Dar de comer ao cachopo

Ainda hoje se falava aqui em casa dos quilos que se ganham durante a gravidez (alguém com mais vinte aos quatro meses, OMG!) e bem, eu realmente vim desiludida comigo mesma na última consulta. Mas a verdade é que a gravidez é uma óptima altura para deixar de fazer grandes sacrifícios, sem (é óbvio) que isso signifique enfardar tudo o que nos aparece à frente e em quantidades industriais. Portanto, aqui por casa tentamos manter uma dieta equilibrada mas com espaço para ceder a estas tentações de final de tarde. É verdade que não vejo a hora de poder (ou conseguir) fazer algum exercício físico mas, até lá, vou dando ao Vicente algumas amostras das coisas que fazem salivar a mãe (não exactamente no mesmo dia nem pela mesma ordem).

agosto 05, 2010

O banho (possível)

Acho que é bem possível que já sejamos vistos como os maluquinhos lá do curso por gostarmos de arriscar, adivinhar, participar. Se vos falarem de alguém que enfiava o bebé de cabeça para baixo na banheira, era eu. Mas foi intencional, apetecia-me só brincar.

agosto 04, 2010

Mudar!

Andámos (andamos?) em mudança. Aproveitaram-se os primeiros dias da tal liberdade para, com ajuda dos avós do Vicente, preparar a casa para melhor o podermos receber. É verdade que a minha condição já não me deixa ajudar como gostaria mas a verdade é que foram dias de algum cansaço e bastantes dores no final do dia, como se fosse uma velhinha com as articulações gastas pela experiência. Mas, ajudando como posso, sinto-me orgulhosa do espaço que temos vindo a tornar cada vez mais dos três, prontos para acolher o pequenino que aí vem. É verdade que algumas questões de logística ainda não nos deixaram terminar o espacinho do Vicente mas temos já as ideias formadas na cabeça, algum material comprado e, agora que vamos estar ambos de férias, é deitar mãos à obra.
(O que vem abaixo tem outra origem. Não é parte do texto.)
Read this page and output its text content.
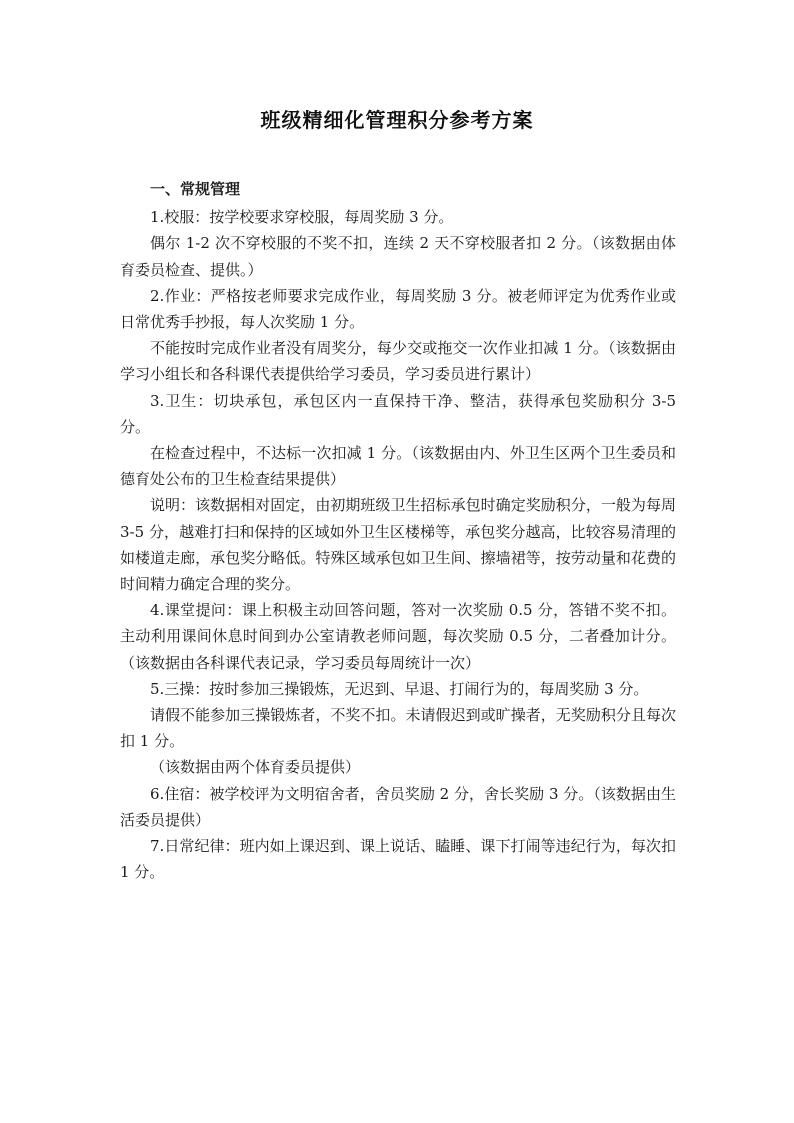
班级精细化管理积分参考方案
一、常规管理

1.校服：按学校要求穿校服，每周奖励 3 分。

偶尔 1-2 次不穿校服的不奖不扣，连续 2 天不穿校服者扣 2 分。（该数据由体育委员检查、提供。）

2.作业：严格按老师要求完成作业，每周奖励 3 分。被老师评定为优秀作业或日常优秀手抄报，每人次奖励 1 分。

不能按时完成作业者没有周奖分，每少交或拖交一次作业扣减 1 分。（该数据由学习小组长和各科课代表提供给学习委员，学习委员进行累计）

3.卫生：切块承包，承包区内一直保持干净、整洁，获得承包奖励积分 3-5 分。

在检查过程中，不达标一次扣减 1 分。（该数据由内、外卫生区两个卫生委员和德育处公布的卫生检查结果提供）

说明：该数据相对固定，由初期班级卫生招标承包时确定奖励积分，一般为每周 3-5 分，越难打扫和保持的区域如外卫生区楼梯等，承包奖分越高，比较容易清理的如楼道走廊，承包奖分略低。特殊区域承包如卫生间、擦墙裙等，按劳动量和花费的时间精力确定合理的奖分。

4.课堂提问：课上积极主动回答问题，答对一次奖励 0.5 分，答错不奖不扣。主动利用课间休息时间到办公室请教老师问题，每次奖励 0.5 分，二者叠加计分。（该数据由各科课代表记录，学习委员每周统计一次）

5.三操：按时参加三操锻炼，无迟到、早退、打闹行为的，每周奖励 3 分。

请假不能参加三操锻炼者，不奖不扣。未请假迟到或旷操者，无奖励积分且每次扣 1 分。

（该数据由两个体育委员提供）

6.住宿：被学校评为文明宿舍者，舍员奖励 2 分，舍长奖励 3 分。（该数据由生活委员提供）

7.日常纪律：班内如上课迟到、课上说话、瞌睡、课下打闹等违纪行为，每次扣 1 分。
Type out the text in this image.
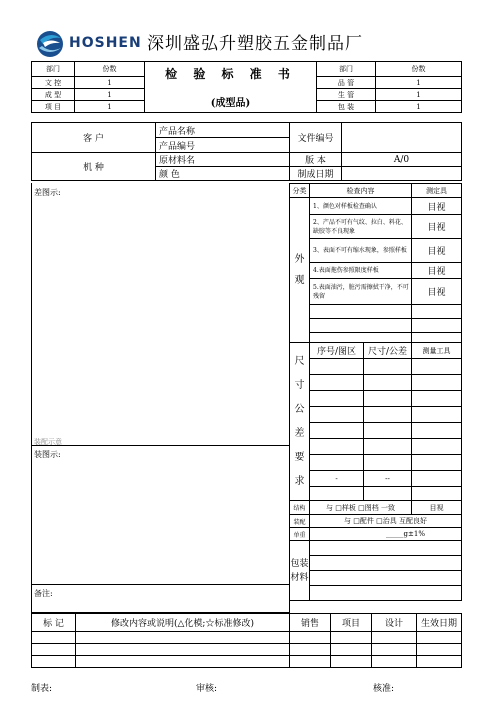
HOSHEN 深圳盛弘升塑胶五金制品厂
部门	份数	检 验 标 准 书
(成型品)	部门	份数
文 控	1		品 管	1
成 型	1		生 管	1
项 目	1		包 装	1
客 户	产品名称	文件编号	
	产品编号		
机 种	原材料名	版 本	A/0
	颜 色	制成日期	
差图示:
装配示意
装图示:
备注:
分类	检查内容		测定具
外观	1、颜色对样板检查确认		目视
	2、产品不可有气纹、拉白、料花、缺胶等不良现象		目视
	3、表面不可有缩水现象，参照样板		目视
	4.表面拖伤参照限度样板		目视
	5.表面油污，脏污需擦拭干净，不可残留		目视

尺寸公差要求	序号/图区	尺寸/公差	测量工具

	-	--	

结构	与 □样板 □图档 一致		目视
装配	与 □配件 □治具 互配良好		
单重	_____g±1%		
包装材料			

标 记	修改内容或说明(△化模;☆标准修改)	销售	项目	设计	生效日期

制表:	审核:	核准:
Dizem que esta é a altura ideal para estas actividades, bem como para a organização da mala para a maternidade, coisa de que também já tratei.  Começa a andar tudo demasiado depressa e é como se ele pudesse chegar a qualquer hora... Afinal de contas, estamos a falar de apenas 62 dias (numa data ideal) até termos nos braços o nosso bebé!